Layout

People generally want the ability to use their favorite apps on all of their devices and in any orientation. In iOS, interface elements and layouts can be configured to automatically change shape and size on different devices, during multitasking on iPad, in split view, and when the screen is rotated. It’s essential that you plan ahead and design an app that provides a great experience in any context.

Maintain focus on the current content during context changes. Content is your highest priority. Changing focus when the environment changes can be disorienting, frustrating, and make people feel like they’ve lost control of the app.

Ensure primary content is clear at its default size. People shouldn’t have to scroll horizontally to read important text, or zoom to see primary images, unless they choose to change the size.

Maintain an overall consistent appearance throughout your app. In general, elements with similar functions should look similar.
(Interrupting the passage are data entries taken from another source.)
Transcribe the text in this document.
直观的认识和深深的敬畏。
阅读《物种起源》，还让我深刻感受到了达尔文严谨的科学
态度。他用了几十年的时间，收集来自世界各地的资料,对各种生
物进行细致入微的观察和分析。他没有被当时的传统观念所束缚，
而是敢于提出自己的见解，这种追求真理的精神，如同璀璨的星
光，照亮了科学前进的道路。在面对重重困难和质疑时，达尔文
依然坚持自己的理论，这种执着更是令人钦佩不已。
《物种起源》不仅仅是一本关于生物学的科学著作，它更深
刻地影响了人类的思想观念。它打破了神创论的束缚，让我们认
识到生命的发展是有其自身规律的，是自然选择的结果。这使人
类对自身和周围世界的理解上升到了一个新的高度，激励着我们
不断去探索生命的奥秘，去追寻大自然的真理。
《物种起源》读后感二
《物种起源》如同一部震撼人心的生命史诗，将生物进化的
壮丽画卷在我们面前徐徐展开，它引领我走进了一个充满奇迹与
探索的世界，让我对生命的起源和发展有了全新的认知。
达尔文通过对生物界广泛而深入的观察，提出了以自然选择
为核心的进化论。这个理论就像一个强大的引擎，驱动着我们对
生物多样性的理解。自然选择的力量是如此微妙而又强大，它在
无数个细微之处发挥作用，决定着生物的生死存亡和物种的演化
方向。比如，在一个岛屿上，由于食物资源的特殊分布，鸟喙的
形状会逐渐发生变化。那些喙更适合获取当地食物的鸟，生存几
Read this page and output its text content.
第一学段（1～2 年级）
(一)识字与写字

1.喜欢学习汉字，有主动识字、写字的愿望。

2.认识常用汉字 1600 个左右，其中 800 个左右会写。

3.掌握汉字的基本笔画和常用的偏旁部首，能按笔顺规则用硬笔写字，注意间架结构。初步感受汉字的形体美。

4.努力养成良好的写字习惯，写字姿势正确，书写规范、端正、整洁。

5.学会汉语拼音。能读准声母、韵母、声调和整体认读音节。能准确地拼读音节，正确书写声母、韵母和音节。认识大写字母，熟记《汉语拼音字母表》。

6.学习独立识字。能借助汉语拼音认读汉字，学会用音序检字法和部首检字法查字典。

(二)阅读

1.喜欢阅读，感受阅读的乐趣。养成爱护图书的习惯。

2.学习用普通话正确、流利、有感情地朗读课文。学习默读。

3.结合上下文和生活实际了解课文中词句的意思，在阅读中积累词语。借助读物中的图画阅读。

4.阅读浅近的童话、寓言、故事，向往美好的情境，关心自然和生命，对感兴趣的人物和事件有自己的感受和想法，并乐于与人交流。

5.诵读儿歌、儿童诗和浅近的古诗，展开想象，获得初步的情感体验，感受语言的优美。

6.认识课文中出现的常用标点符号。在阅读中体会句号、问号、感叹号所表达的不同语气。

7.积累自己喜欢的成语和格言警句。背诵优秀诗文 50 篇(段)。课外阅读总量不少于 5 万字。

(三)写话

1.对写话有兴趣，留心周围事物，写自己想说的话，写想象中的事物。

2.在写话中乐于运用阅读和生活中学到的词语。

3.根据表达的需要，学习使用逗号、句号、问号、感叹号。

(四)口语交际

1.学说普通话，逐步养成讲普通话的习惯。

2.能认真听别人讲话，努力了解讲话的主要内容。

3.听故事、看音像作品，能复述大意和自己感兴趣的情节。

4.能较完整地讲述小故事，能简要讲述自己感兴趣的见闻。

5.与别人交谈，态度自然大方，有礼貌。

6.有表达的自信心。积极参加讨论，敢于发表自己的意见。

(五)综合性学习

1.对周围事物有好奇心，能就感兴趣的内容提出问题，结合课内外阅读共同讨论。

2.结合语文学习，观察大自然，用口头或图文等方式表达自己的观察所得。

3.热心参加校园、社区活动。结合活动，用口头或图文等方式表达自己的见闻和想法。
Use visual weight and balance to convey importance. Large items catch the eye and appear more important than smaller ones. Larger items are also easier to tap, which is especially important when an app is used in distracting surroundings, such as in the kitchen or a gym. In general, place principal items in the upper half of the screen and—in a left-to-right reading context—near the left side of the screen.

Use alignment to ease scanning and to communicate organization and hierarchy. Alignment makes an app look neat and organized, helps people focus while scrolling, and makes it easier to find information. Indentation and alignment can also indicate how groups of content are related.

Avoid gratuitous layout changes. Just because someone rotates a device doesn’t mean the entire layout needs to change. For example, if your app shows a grid of images in portrait mode, it doesn’t have to present the same images as a list in landscape mode. Instead, it might simply adjust the dimensions of the grid. Try to maintain a comparable experience in all contexts.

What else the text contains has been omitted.